Over enkele dagen zou Rika vertrekken uit de weesinrichting, hoorde ze die dag. Ze zal geweten hebben dat haar vertrek aanstaande was. Als negentienjarige had ze er tenslotte de leeftijd voor. Haar vriendinnen verlieten rond die leeftijd de weesinrichting een voor een. Ze kan gedacht hebben aan Sibbeltje Adema en Hendrika van Loon. Sibbeltje uit Arum in Friesland was op 3 mei naar Gorinchem vertrokken. Hendrika, geboren op 8 mei 1873 in het Gelderse Dieren, reisde op een dag na haar twintigste verjaardag af naar een dienstje in Breda. Voor Rika lag een leven buiten Nederland in het verschiet. De emigratiepapieren voor de Verenigde Staten van Amerika lagen gereed en via vrienden van de weesinrichting had mijnheer Van ’t Lindenhout werk voor haar geregeld in Amerika. Dat deed hij al sinds hij zeven jaar eerder zelf een reis naar Nederlandse emigrantengemeenschappen in Amerika had gemaakt.

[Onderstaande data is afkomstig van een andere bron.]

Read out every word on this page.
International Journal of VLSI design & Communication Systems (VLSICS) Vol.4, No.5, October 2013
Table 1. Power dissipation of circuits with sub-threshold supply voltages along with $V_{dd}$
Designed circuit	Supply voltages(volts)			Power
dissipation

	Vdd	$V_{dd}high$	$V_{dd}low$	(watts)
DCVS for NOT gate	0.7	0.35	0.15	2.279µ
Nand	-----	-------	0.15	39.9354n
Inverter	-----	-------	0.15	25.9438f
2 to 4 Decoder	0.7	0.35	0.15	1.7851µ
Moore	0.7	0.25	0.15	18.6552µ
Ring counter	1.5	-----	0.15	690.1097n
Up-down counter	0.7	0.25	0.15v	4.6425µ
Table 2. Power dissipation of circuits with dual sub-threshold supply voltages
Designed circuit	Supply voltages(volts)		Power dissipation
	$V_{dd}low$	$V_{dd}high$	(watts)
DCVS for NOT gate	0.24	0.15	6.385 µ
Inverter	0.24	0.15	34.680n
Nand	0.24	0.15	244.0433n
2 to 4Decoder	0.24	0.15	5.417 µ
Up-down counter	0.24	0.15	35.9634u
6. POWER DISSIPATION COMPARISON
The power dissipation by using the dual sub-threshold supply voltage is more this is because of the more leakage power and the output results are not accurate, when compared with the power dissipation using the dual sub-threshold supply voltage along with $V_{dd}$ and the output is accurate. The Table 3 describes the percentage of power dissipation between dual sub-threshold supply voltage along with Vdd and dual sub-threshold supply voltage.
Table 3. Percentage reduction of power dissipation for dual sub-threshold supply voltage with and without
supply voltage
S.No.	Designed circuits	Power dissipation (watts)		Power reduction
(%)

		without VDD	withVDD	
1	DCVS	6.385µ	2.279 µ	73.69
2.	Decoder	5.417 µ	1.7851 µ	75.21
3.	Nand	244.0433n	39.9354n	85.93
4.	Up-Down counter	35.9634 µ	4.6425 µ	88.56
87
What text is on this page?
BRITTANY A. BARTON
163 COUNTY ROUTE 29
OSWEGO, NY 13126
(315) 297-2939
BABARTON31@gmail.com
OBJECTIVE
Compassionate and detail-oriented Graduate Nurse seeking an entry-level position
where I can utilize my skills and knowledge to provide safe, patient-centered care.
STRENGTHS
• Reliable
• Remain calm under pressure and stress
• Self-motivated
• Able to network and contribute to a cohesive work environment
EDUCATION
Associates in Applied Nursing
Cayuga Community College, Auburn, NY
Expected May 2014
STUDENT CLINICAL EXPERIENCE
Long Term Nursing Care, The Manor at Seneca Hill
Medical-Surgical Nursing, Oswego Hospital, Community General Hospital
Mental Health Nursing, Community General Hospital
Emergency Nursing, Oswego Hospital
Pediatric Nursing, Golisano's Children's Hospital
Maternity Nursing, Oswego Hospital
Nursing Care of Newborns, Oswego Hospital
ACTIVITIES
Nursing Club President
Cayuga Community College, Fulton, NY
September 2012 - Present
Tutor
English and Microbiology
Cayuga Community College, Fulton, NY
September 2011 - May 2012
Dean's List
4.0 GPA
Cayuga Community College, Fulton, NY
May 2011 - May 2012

De reis vanuit Rotterdam met eindbestemming New-York was geboekt. Dat Rika nu hoorde dat haar moeder nog leefde, veranderde daar niets aan. Ze zou in 1893 een van de bijna honderd wezen van Neerbosscher worden die sinds 1886 naar de Nieuwe Wereld waren vertrokken.
Misschien was dat maar goed ook. Normaal had ze in Nederland met haar opleiding tot dienstbode goed terecht kunnen. Ze kon lezen en schrijven en de dienstbodes van Neerbosch hadden een uitstekende naam. Dienstbodes van Neerbosch stonden bekend als volgzaam en vlijtig. Ze waren meer in trek als meid in de huishouding dan de nuffige, verwaande meiden waarover dames uit de hogere standen het onderling zo vaak hadden. Zo niet over de meisjes van Neerbosch! Zij waren opgeleid in een weesinrichting met ten tijde van Rika’s vertrek ruim duizend kinderen – en de groei was er, als het aan de directeur lag, nog lang niet uit.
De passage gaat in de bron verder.